Wybory do Bundestagu – być albo nie być dla liberałów
Porażka FDP w wyborach do Bundestagu w 2013 roku, w których partia nie zdołała pokonać 5-procentowego progu wyborczego, przez wielu komentatorów została potraktowana jako koniec liberałów. Potwierdzały to kolejne przegrane wybory landowe i topniejące szeregi członków ugrupowania. FDP stała się symbolem schorzeń niemieckiego życia politycznego i wad polityków: klientelizmu, koniunkturalizmu, bezideowości i chciwości. Ugrupowanie, które mogło pochwalić się 64-letnią nieprzerwaną obecnością w Bundestagu, udziałem w koalicjach rządowych na przestrzeni 45 lat, dwoma prezydentami RFN wywodzącymi się z jej szeregów i wieloletnim szefem niemieckiej dyplomacji Hansem-Dietrichem Genscherem, w ciągu zaledwie czterech lat (2009–2013), kiedy współrządziło z chadekami, stało się niewybieralne.

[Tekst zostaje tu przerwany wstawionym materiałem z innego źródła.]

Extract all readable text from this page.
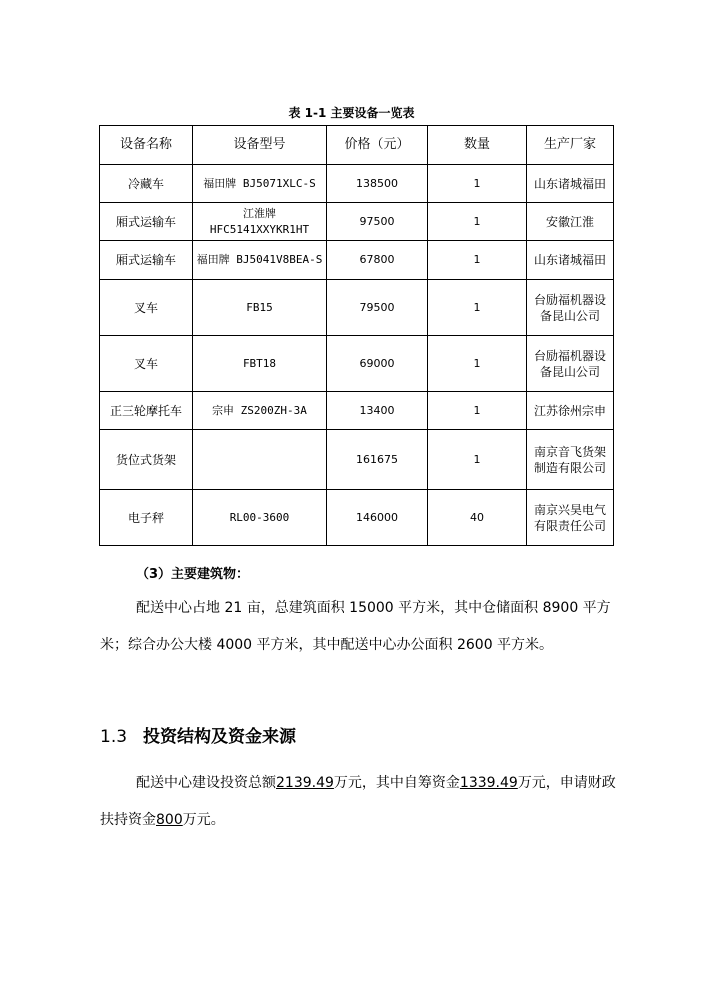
表 1-1 主要设备一览表
设备名称	设备型号	价格（元）	数量	生产厂家
冷藏车	福田牌 BJ5071XLC-S	138500	1	山东诸城福田
厢式运输车	江淮牌 HFC5141XXYKR1HT	97500	1	安徽江淮
厢式运输车	福田牌 BJ5041V8BEA-S	67800	1	山东诸城福田
叉车	FB15	79500	1	台励福机器设备昆山公司
叉车	FBT18	69000	1	台励福机器设备昆山公司
正三轮摩托车	宗申 ZS200ZH-3A	13400	1	江苏徐州宗申
货位式货架		161675	1	南京音飞货架制造有限公司
电子秤	RL00-3600	146000	40	南京兴昊电气有限责任公司
（3）主要建筑物：
配送中心占地 21 亩，总建筑面积 15000 平方米，其中仓储面积 8900 平方米；综合办公大楼 4000 平方米，其中配送中心办公面积 2600 平方米。
1.3 投资结构及资金来源
配送中心建设投资总额2139.49万元，其中自筹资金1339.49万元，申请财政扶持资金800万元。
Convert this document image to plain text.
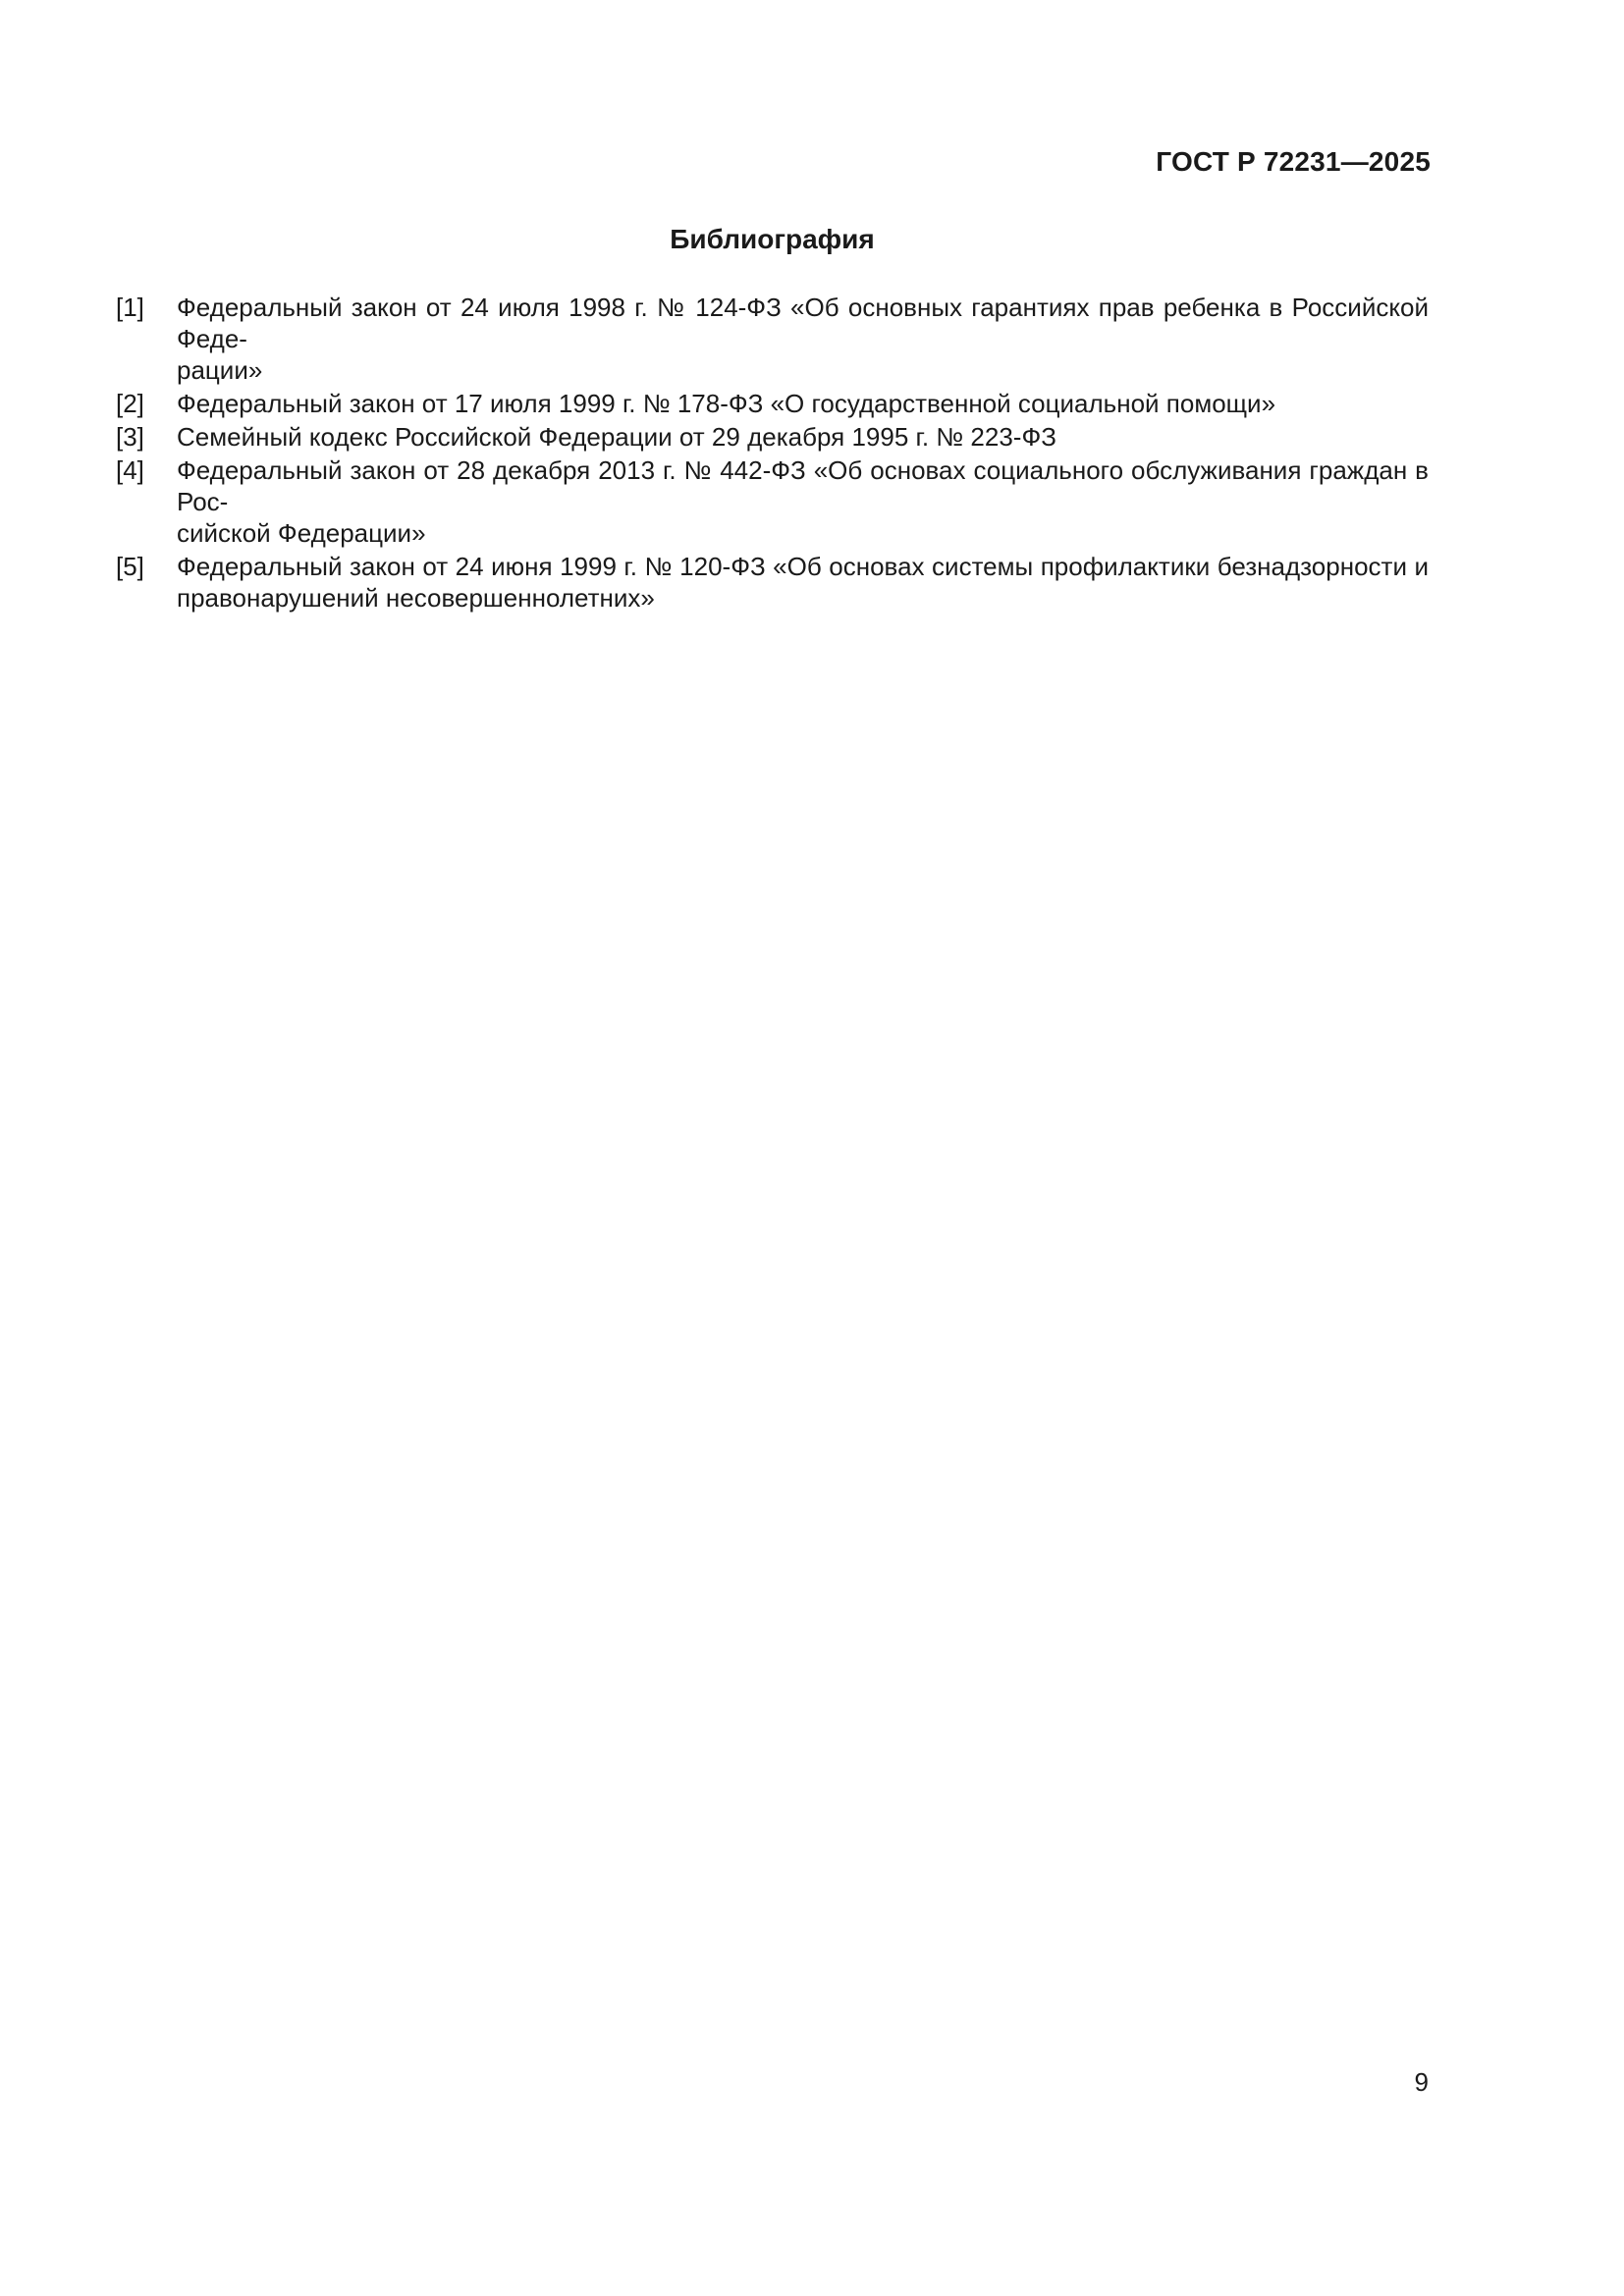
ГОСТ Р 72231—2025
Библиография
[1]	Федеральный закон от 24 июля 1998 г. № 124-ФЗ «Об основных гарантиях прав ребенка в Российской Феде-
рации»
[2]	Федеральный закон от 17 июля 1999 г. № 178-ФЗ «О государственной социальной помощи»
[3]	Семейный кодекс Российской Федерации от 29 декабря 1995 г. № 223-ФЗ
[4]	Федеральный закон от 28 декабря 2013 г. № 442-ФЗ «Об основах социального обслуживания граждан в Рос-
сийской Федерации»
[5]	Федеральный закон от 24 июня 1999 г. № 120-ФЗ «Об основах системы профилактики безнадзорности и
правонарушений несовершеннолетних»
9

Nowemu przewodniczącemu FDP, Christianowi Lindnerowi, mimo braku reprezentacji partii w Bundestagu i opuszczenia ugrupowania przez wielu prominentnych działaczy, udało się odzyskać zainteresowanie mediów ponadregionalnych i diametralnie zmienić wizerunek partii. Jeszcze w październiku 2014 roku FDP miała deputowanych w 6 krajach związkowych i nie była reprezentowana w żadnej koalicji, teraz FDP jest obecna w 9 spośród 16 parlamentów landowych i współrządzi w Nadrenii-Palatynacie, Nadrenii Północnej-Westfalii i Szlezwiku-Holsztynie. Gdyby wybory do Bundestagu odbyły się w najbliższą niedzielę, partia mogłaby być pewna poparcia na poziomie 8%. Mogłaby też liczyć na udział w koalicji rządowej z chadekami. Mniej prawdopodobne wydaje się zawarcie sojuszu z SPD. Gdyby jednak w ostatnich tygodniach kampanii FDP utraciła sympatię elektoratu i nie weszła ponownie do parlamentu, miałaby ogromny problem, by przetrwać kolejne cztery lata.
Klęska koalicji marzeń
38-letni Lindner objął stanowisko przewodniczącego partii w 2013 roku, stając na czele ugrupowania, któremu nawet niektórzy jego członkowie nie dawali szans na przetrwanie. FDP, po czterech latach rządów w koalicji z CDU/CSU, miała w społeczeństwie opinię partii bezideowej, dbającej jedynie o partykularny interes popierających ją lobby i niewywiązującej się z obietnic wyborczych. Taka ocena wynikała z burzliwej czteroletniej współpracy FDP z chadekami. Koalicja, początkowo uznawana za skazaną na sukces ze względu na programowe podobieństwa, paradoksalnie okazała się bardzo konfliktowa. Liberałowie chcąc niezwłocznie zacząć realizację obietnicy zawartej w haśle wyborczym „Więcej netto niż brutto” – które rozumieli jako obniżenie podatków, reformę podatku dochodowego, zmniejszanie subwencji państwowych, programy oszczędnościowe mające na celu konsolidację finansów publicznych czy liberalizację zasad zatrudnienia – trafili na opór Urzędu Kanclerskiego. Angela Merkel, jako zwolenniczka polityki „małych kroków”, reprezentowała stanowisko, że nie należy wprowadzać poważnych reform nie mając dla nich zdecydowanego poparcia społecznego. Już po kilku tygodniach od powstania rządu doszło do sporów między liberałami a chadekami, a FDP zaczęła dramatycznie tracić poparcie: z ponad 14% uzyskanych w wyborach dzięki pozycjonowaniu się jako partia o wysokich kompetencjach w dziedzinie gospodarki, co miało ogromne znaczenie w czasie kryzysu finansowego, do ok. 5%.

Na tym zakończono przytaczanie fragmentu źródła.